Come da schema ricorrente nelle più tradizionali truffe piramidali (c.d. “schema Ponzi”), i potenziali investitori venivano procacciati con il passaparola o con la partecipazione a serate informative, presso noti alberghi siti a Trento, Pescara, Milano e Roma. Per invogliare gli investitori ad entrare a far parte del progetto, venivano inoltre illustrate le ideali prospettive di guadagno del proprio investimento, connesse oltre che all’incremento di valore della criptovaluta sopra descritto, a “bonus” attribuiti per premiare l’ingresso di tutti quei nuovi clienti che ogni singolo investitore sarebbe riuscito ad associare al network.

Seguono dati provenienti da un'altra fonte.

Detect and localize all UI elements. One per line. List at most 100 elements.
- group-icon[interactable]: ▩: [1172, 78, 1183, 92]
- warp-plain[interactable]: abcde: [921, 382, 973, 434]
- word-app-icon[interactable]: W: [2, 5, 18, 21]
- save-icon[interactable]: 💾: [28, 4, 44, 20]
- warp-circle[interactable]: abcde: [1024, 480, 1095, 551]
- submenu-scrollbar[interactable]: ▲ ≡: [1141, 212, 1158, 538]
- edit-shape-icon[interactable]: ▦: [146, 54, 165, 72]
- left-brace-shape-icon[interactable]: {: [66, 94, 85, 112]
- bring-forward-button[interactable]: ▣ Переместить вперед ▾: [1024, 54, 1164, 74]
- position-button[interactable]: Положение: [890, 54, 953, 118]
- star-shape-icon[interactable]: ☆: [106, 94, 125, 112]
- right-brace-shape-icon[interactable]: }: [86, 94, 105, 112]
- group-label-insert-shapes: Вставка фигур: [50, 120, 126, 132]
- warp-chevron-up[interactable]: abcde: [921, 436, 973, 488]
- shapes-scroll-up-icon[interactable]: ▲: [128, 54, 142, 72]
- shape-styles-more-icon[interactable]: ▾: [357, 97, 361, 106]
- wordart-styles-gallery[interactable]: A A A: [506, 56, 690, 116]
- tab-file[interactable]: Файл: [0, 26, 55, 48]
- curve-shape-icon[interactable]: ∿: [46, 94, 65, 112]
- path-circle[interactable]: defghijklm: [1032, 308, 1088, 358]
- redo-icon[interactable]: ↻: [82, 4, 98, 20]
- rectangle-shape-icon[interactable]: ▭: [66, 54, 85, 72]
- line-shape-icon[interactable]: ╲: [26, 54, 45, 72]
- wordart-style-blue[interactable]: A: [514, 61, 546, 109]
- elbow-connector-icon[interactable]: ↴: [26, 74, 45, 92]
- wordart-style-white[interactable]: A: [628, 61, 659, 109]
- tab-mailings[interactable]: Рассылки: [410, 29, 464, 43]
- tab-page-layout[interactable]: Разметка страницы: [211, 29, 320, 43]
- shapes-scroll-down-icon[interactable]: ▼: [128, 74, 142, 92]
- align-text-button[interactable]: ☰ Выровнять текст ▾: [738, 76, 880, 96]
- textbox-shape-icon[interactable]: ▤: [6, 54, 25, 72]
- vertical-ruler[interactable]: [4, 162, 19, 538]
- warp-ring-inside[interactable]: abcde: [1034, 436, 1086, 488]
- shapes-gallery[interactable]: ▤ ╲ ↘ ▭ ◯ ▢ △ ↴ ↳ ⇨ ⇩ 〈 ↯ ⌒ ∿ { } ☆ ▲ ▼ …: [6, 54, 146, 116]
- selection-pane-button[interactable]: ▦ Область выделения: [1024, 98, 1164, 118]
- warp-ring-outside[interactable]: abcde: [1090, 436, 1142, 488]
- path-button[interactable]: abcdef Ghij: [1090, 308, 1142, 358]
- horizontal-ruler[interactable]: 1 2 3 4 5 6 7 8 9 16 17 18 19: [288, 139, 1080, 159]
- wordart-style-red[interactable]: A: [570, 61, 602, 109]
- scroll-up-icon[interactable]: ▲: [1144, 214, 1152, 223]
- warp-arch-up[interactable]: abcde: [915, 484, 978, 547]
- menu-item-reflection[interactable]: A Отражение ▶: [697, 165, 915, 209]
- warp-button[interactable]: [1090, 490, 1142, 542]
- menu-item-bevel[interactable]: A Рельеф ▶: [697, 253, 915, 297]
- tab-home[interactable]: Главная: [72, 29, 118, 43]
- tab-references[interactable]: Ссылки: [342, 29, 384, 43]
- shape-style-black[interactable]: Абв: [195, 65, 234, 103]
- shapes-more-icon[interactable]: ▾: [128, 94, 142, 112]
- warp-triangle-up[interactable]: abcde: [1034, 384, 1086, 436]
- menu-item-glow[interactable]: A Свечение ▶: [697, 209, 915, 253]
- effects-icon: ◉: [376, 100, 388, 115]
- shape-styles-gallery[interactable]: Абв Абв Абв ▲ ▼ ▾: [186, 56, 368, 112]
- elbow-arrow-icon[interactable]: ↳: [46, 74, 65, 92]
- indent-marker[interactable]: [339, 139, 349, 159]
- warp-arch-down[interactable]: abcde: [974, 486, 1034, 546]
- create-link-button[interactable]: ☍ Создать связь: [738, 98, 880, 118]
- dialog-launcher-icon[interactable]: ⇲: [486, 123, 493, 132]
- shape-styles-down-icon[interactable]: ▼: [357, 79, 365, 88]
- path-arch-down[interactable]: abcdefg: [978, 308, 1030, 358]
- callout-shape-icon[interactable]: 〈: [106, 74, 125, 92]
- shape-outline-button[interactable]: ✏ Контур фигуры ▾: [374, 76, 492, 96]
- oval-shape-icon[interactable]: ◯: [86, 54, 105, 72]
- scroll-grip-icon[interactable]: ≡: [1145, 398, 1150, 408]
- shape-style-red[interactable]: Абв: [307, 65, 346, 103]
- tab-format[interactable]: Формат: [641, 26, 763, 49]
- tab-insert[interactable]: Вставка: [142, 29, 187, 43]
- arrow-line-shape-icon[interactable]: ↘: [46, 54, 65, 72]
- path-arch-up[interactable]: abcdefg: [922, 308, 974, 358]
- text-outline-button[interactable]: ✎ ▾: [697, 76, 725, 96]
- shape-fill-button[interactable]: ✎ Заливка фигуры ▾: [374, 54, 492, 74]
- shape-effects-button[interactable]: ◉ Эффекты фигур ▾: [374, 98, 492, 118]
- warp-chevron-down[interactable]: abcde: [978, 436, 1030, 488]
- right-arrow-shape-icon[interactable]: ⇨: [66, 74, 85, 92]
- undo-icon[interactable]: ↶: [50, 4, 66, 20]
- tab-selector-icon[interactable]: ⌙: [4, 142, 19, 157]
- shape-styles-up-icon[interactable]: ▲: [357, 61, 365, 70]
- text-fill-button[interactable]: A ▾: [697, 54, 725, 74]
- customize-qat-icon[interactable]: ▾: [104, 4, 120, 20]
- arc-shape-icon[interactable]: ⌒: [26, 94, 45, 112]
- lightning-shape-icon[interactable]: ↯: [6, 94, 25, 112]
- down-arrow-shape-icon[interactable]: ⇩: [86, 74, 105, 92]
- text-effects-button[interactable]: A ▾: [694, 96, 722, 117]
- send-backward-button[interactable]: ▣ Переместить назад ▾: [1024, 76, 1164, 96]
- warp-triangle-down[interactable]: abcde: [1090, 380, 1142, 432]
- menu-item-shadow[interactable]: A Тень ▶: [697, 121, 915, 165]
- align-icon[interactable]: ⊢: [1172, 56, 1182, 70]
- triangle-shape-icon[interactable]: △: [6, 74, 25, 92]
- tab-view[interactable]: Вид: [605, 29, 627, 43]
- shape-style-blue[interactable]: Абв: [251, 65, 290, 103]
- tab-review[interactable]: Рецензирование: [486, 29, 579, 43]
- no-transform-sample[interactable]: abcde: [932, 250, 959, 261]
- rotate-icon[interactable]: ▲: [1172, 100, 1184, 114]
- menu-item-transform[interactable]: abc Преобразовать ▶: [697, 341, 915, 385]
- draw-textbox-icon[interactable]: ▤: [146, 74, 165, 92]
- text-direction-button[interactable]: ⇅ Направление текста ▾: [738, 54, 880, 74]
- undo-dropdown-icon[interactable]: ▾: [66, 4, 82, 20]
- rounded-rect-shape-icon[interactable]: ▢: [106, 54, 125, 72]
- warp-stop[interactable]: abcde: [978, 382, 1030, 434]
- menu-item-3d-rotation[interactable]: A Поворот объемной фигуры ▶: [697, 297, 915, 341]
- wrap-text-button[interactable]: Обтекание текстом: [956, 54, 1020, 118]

Inoltre, alle vittime veniva (falsamente) prospettato che tutti i loro investimenti erano garantiti da bond emessi dal gruppo societario internazionale di riferimento. In realtà, tutte le risorse accumulate dagli investitori sono state sistematicamente distratte (prevalentemente attraverso false fatturazioni) a vantaggio degli indagati, tanto da determinare lo stato di insolvenza della citata S.R.L. e di una seconda società trentina appartenente al medesimo network, con il conseguente fallimento delle stesse.

Parallelamente alle indagini nei confronti dei presunti minatori di criptovaluta, i finanzieri hanno individuato un secondo sodalizio criminoso, operativo nel Lazio ed in contatto col gruppo trentino, che a sua volta attraverso la redazione di un falso contratto commerciale tra una S.R.L.S. di Cerveteri (RM) (nella veste di creditrice) ed una società tedesca (nella veste di debitrice), e grazie ad una intromissione operata da hacker stranieri nei circuiti telematici di pagamento (VISANET e SEPA DIRECT DEBIT B2B), inseriva nell’home banking del conto corrente societario della società ceretana un falso mandato di pagamento elettronico pari a 1.250.000,00 euro.

Gli hacker, infatti, inserendosi nelle comunicazioni informatiche tra i server delle banche del creditore e del debitore, davano conferma positiva all’istituto di credito ceretano del deposito del contratto commerciale e dell’esistenza del relativo mandato di pagamento a favore della società italiana. Ciò traeva in inganno i dipendenti della filiale di Cerveteri dell’istituto di credito presso il quale era aperto il rapporto di conto della S.R.L.S., i quali, credendo che a breve sarebbe arrivata la provvista dal cliente tedesco, concedevano un anticipo di pari importo alla società italiana.

Successivamente i cinque indagati - due romani, un veneziano, un cosentino e un aquilano - autoriciclavano il denaro sottratto alla banca reimpiegandolo in altre attività economiche, finanziarie ed imprenditoriali attraverso una società croata controllata dal sodalizio.

A conclusione delle indagini, i finanzieri del Nucleo P.E.F. di Trento e dello S.C.I.C.O. di Roma hanno denunciato  alla Procura Distrettuale di Trento, gli otto componenti del sodalizio criminoso operativo in Trentino Alto Adige che hanno realizzato la truffa piramidale in criptovaluta, per i reati di associazione per delinquere, truffa aggravata, abusivismo finanziario, illecita raccolta del risparmio, falso in bilancio e bancarotta fraudolenta; il soggetto trentino a “capo” dell’organizzazione è stato sottoposto alla misura cautelare della custodia in carcere.